Isso foi endossado pelos depoimentos dos ex-ministros Luiz Henrique Mandetta e Nelson Teich e do presidente da Anvisa.

Segundo, o governo não deu à compra de vacinas contra covid-19 a prioridade necessária. O depoimento do executivo da Pfizer evidenciou isso pela combinação de quatro informações: 1) a farmacêutica começou a oferecer o imunizante a todos os países simultaneamente; 2) entre a primeira oferta e a decisão de compra por parte do governo passaram-se mais de 6 meses; 3) as dificuldades logísticas (de armazenamento) e jurídicas não eram incontornáveis; 4) o então ministro Eduardo Pazuello em nenhum momento engajou-se ativamente nas negociações.

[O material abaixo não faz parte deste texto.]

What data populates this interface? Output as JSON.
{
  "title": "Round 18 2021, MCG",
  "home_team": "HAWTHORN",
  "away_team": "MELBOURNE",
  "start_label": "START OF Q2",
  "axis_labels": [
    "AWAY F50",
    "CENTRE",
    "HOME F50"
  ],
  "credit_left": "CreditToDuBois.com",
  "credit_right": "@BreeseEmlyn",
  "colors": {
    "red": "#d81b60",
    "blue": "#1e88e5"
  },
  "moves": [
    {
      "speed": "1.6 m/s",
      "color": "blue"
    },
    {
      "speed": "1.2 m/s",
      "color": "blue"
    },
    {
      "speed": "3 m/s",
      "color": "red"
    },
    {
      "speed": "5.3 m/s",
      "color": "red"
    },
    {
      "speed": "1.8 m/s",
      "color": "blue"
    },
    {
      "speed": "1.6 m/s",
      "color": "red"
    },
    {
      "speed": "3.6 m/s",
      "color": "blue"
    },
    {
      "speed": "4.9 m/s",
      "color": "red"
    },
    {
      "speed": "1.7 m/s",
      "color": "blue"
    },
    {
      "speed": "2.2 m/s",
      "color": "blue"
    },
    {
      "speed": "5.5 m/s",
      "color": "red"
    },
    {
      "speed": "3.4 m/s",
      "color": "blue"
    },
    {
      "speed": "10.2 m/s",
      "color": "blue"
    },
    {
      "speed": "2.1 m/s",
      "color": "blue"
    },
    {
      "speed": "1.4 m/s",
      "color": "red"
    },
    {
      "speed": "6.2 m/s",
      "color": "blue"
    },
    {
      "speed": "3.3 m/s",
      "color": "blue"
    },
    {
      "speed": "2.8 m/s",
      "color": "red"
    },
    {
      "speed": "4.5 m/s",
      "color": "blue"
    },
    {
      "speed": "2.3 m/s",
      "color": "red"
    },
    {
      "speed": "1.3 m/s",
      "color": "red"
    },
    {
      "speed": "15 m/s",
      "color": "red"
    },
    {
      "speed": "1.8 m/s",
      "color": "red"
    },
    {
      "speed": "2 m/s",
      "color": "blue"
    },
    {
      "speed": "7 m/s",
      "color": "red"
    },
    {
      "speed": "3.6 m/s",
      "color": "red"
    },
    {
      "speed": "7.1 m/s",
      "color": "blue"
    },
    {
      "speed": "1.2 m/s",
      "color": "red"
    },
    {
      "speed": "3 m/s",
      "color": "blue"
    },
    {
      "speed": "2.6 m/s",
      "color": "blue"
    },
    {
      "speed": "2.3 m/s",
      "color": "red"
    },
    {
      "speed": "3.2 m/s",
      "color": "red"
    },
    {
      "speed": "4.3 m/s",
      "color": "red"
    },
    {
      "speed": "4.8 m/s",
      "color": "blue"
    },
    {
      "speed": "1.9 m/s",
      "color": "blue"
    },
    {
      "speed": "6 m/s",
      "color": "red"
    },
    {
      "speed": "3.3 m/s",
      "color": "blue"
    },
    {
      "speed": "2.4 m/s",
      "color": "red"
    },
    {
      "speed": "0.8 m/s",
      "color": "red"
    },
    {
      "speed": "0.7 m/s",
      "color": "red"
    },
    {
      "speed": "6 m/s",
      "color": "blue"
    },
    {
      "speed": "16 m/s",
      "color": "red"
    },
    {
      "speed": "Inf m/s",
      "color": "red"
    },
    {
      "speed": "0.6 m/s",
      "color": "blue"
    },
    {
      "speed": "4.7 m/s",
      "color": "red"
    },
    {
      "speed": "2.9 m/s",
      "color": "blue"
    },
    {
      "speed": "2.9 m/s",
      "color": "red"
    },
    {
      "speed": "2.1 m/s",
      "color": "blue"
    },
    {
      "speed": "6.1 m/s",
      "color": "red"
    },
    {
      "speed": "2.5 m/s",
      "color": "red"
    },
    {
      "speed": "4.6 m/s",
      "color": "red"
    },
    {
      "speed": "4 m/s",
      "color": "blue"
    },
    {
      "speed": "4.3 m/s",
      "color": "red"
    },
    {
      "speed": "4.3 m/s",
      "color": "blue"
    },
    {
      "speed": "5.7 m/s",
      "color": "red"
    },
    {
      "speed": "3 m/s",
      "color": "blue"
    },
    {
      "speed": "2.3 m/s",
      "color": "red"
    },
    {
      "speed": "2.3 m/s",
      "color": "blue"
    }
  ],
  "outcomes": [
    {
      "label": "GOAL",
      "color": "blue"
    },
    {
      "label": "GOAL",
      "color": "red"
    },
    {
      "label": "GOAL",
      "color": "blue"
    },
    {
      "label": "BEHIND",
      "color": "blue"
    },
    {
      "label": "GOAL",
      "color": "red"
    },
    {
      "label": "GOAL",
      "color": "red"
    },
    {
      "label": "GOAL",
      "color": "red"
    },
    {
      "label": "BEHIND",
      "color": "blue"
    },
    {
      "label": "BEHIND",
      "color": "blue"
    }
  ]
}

O terceiro ponto é o acúmulo de evidências de que o que norteava a postura de Bolsonaro diante da pandemia não eram as informações técnicas trazidas pelo Ministério da Saúde e a avaliação de seus ministros, mas o aconselhamento de um gabinete paralelo — formado, suspeita-se, por Carlos Bolsonaro, filho do presidente, e pela oncologista Nise Yamaguchi, entre outras pessoas sem cargo no governo.

Paralelamente à CPI mais visível, essa dos depoimentos televisionados, ocorre a CPI das investigações de bastidores, de compilação de dados, de análise de documentos e de quebra de sigilos, que devem ocorrer nas próximas semanas tendo como alvos alguns dos nomes citados acima.

Essa é a CPI que importa: a que vai dar materialidade às revelações feitas nos depoimentos e mais além deles.